Global analysis has as its primary focus the interplay between the local analysis and the global geometry and topology of a manifold. This is seen classically in the Gauss–Bonnet theorem and its generalizations, which culminate in the Atiyah–Singer Index Theorem [Atiyah and Singer 1968a]. This places constraints on the solutions of elliptic systems of partial differential equations in terms of the Fredholm index of the associated elliptic operator and characteristic differential forms which are related to global topological properties of the manifold.

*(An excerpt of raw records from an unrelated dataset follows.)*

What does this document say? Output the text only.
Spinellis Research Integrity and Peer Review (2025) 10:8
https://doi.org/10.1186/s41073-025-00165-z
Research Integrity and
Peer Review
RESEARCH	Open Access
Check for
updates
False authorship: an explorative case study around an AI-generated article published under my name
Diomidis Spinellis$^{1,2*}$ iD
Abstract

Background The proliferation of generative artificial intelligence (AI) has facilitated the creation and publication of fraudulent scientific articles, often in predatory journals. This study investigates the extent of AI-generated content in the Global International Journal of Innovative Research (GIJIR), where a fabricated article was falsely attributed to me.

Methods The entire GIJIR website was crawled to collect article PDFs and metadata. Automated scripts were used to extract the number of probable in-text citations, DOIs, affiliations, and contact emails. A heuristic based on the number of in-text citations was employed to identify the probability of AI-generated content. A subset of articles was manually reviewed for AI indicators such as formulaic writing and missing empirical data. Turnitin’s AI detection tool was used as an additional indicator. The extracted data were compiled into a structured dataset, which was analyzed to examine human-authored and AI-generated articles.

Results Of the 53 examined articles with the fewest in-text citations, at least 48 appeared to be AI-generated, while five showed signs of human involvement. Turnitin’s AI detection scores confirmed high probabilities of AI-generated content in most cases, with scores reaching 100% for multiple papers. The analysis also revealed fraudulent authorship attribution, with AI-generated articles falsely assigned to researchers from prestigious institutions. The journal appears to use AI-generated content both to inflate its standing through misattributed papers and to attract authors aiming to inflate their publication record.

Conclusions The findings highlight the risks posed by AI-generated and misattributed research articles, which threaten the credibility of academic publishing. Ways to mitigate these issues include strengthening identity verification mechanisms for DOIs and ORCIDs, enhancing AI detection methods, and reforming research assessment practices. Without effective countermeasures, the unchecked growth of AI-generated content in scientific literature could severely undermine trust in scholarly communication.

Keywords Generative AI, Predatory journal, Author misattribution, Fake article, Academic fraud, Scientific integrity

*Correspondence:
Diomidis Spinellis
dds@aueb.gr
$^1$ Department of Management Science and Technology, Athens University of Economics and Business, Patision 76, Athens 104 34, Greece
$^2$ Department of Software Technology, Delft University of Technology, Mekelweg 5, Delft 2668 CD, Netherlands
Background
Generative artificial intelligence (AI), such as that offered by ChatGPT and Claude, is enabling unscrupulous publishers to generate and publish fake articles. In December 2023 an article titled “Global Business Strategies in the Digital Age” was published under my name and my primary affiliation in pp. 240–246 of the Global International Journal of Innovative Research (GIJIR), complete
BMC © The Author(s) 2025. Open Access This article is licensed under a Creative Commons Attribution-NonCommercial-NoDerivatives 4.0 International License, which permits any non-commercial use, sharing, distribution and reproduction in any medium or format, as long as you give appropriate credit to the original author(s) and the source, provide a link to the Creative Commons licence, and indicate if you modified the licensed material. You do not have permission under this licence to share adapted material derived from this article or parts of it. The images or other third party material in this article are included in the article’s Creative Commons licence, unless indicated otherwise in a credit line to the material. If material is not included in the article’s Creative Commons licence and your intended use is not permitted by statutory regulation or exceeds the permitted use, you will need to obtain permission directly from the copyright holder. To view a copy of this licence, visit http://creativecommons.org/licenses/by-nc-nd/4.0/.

The Atiyah–Singer Index Theorem has been generalized in several directions, notably by Atiyah and Singer themselves [1971] to an index theorem for families. The typical setting here is given by a family of elliptic operators P = {Pb} on the total space of a fibre bundle F → M → B, where Pb is defined on the Hilbert space L2(p−1(b), dvol(F)). In this case there is an abstract index class ind(P) ∈ K0(B). Once the problem is properly formulated it turns out that no further deep analytic information is needed in order to identify the class. These theorems and their equivariant counterparts have been enormously useful in topology, geometry, physics, and in representation theory.

A smooth manifold Mn with an integrable p-dimensional subbundle F of its tangent bundle TM may be partitioned into p-dimensional manifolds called leaves such that the restriction of F to the leaf is just the tangent bundle of the leaf.